DANIELSVILLE, Ga. — A school board in Georgia has voted unanimously to remove two Scriptures from a sculpture that sits outside of the field house at a local high school after a prominent humanist and atheist organization asserted that the use of the verses violated the U.S. Constitution.
The Madison County School Board voted Tuesday night following a nearly two hour hearing over the matter that drew approximately 150-200 area residents, many of whom were present to support the monument’s inclusion of the Bible verses.
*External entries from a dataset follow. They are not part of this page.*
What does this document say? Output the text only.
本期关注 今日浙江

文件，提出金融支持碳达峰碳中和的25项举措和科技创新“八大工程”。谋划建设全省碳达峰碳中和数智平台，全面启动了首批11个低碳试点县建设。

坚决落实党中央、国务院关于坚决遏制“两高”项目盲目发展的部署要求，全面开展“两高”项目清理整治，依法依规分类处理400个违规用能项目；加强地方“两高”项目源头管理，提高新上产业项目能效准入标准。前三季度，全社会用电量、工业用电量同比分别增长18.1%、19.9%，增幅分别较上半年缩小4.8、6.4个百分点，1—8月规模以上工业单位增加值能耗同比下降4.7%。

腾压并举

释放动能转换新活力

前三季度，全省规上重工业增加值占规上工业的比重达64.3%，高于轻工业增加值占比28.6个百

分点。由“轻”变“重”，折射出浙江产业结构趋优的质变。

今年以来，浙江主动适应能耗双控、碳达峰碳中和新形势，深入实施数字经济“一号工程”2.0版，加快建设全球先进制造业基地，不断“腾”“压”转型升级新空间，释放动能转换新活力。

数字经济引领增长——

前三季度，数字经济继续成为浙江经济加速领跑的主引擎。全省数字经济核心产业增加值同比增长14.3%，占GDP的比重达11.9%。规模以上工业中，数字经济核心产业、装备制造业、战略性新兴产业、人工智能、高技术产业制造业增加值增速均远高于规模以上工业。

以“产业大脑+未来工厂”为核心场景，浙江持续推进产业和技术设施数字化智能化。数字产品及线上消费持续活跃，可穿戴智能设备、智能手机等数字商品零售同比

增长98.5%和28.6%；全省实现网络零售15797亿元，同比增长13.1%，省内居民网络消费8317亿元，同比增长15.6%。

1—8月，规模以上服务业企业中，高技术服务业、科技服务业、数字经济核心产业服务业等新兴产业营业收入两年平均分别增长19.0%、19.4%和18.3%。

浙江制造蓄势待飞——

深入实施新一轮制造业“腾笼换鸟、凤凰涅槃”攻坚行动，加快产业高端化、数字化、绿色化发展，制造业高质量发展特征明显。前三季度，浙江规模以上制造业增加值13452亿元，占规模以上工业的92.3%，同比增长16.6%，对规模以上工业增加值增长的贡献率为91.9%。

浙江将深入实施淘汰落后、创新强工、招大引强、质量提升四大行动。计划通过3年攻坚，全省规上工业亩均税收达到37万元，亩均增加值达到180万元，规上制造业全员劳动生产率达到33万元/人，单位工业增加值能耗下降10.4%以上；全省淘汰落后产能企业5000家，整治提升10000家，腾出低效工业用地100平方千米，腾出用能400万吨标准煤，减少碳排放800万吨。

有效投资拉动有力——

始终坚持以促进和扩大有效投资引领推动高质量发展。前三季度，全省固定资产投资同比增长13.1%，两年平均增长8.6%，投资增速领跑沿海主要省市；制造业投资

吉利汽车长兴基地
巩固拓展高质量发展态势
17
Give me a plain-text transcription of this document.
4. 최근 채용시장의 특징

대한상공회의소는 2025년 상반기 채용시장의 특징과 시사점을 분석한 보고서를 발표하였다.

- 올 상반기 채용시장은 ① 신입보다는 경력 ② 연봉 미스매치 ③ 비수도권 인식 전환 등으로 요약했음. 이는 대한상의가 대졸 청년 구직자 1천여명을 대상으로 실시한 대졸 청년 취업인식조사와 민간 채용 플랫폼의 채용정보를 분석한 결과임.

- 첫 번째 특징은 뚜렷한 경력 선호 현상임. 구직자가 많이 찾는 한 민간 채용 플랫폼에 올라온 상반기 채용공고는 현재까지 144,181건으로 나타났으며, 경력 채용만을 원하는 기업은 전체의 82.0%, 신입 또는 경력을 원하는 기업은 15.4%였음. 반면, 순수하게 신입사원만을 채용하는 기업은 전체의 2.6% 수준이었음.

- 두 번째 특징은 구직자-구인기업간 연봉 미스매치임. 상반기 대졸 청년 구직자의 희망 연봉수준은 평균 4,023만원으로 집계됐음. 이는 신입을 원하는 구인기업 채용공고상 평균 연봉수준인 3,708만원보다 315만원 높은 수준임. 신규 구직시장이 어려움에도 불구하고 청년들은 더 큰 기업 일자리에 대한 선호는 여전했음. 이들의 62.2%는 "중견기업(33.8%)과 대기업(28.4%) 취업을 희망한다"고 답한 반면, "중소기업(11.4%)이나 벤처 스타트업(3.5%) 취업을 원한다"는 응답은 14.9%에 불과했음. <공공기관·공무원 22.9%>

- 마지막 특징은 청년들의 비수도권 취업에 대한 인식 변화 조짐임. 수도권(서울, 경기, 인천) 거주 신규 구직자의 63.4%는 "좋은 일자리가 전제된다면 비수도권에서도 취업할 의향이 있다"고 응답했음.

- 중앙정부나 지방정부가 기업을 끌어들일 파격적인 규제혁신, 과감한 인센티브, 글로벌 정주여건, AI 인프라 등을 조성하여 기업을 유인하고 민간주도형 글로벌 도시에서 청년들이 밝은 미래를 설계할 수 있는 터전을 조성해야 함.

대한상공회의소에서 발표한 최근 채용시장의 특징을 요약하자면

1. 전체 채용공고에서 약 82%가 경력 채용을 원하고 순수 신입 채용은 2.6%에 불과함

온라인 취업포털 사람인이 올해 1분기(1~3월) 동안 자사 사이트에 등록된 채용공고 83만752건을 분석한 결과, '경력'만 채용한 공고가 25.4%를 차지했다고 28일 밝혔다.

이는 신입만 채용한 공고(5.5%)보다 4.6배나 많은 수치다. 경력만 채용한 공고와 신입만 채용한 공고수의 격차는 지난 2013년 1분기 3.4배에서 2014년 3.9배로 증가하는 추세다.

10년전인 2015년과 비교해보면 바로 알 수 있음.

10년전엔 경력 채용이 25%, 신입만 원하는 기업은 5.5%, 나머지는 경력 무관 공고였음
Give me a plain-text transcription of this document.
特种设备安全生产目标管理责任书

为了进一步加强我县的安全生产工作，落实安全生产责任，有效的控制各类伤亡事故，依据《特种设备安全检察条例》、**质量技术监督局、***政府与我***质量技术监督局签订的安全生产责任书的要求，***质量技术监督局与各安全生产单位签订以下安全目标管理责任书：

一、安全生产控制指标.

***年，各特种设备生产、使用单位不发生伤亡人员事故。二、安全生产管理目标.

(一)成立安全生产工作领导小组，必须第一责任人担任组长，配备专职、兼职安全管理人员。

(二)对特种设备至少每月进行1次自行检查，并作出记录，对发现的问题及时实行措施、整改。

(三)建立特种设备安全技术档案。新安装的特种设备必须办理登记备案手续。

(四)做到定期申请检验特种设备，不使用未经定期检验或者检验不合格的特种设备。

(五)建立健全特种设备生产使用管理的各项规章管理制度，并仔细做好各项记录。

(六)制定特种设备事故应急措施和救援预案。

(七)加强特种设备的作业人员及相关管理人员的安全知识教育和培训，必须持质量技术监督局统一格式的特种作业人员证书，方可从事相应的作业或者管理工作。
Three citizens spoke to the board to represent those who believed the sculpture should not be altered to appease those who take issue with the citation of Scripture.
As previously reported, the Wisconsin-based Freedom from Religion Foundation (FFRF) and the Washington, D.C.-based American Humanist Association (AHA) recently both sent letters to officials with the district in regard to a monument that had been erected at Madison County High School.
In addition to the school logo and the slogan “Home of the Red Raiders,” the sculpture at issue contains two Bible verses: “If God be for us, who can be against us?” from Romans 8:31 and “I can do all things through Christ who strengthens me” from Philippians 4:13. The monument was paid for by private funds, but the identity of the sponsor has not been revealed.
FFRF and AHA contended that because the sculpture is placed on public school property, the inclusion of Scripture on the monument is a violation of the “separation of church and state” because it suggests that the school prefers Christianity over other religions—or Godlessness.
“The Bible verses on this monument violate this basic constitutional prohibition by creating the appearance that the school, and by extension the district, prefer religion to non-religion and Christianity to all other religions,” wrote FFRF attorney Andrew Seidel in his letter to the district.
Monica Miller of AHA requested that the district “cover up the monument” until the Scriptures were removed, and Seidel likewise asked that officials “remove the Bible quotes from the monument and any other religious messages posted on district property.”
On Tuesday night, the Madison County School Board considered whether or not the sculpture presented an issue and what its options were about the matter. According to the Madison Journal, school board attorney Cory Kirby opined that there were three possibilities: leave the monument as is, remove the Scriptures, or move the sculpture to private property.
Local resident Theresa Gordon asked the board not to bow to the demands of FFRF and AHA.
“We are not here as haters; we are here to love all,” she said. “It seems as if these [atheist] groups are here as haters, willing to spend millions to remove God from [our society], which means they are anti-christs by definition. They must have hatred in their hearts to fight so hard to remove Him from this small object that was placed for others to enjoy.”
“This is the South, the Bible belt of the world,” stated Jess Martin. “We cannot let them take advantage of our rights as a Christian nation.”
Approximately 17 area pastors gathered together as well and prayed as the hearing took place.
But ultimately, board member Robert Hooper made a motion to modify the monument, remarking that he did so “with great consideration and concern for all students.” His motion was seconded by board member Cindy Nash. Chairman Greg Wilkes then announced that Superintendent Allen McCannon would give the go-ahead for alterations following the board’s vote to remove the Scriptures.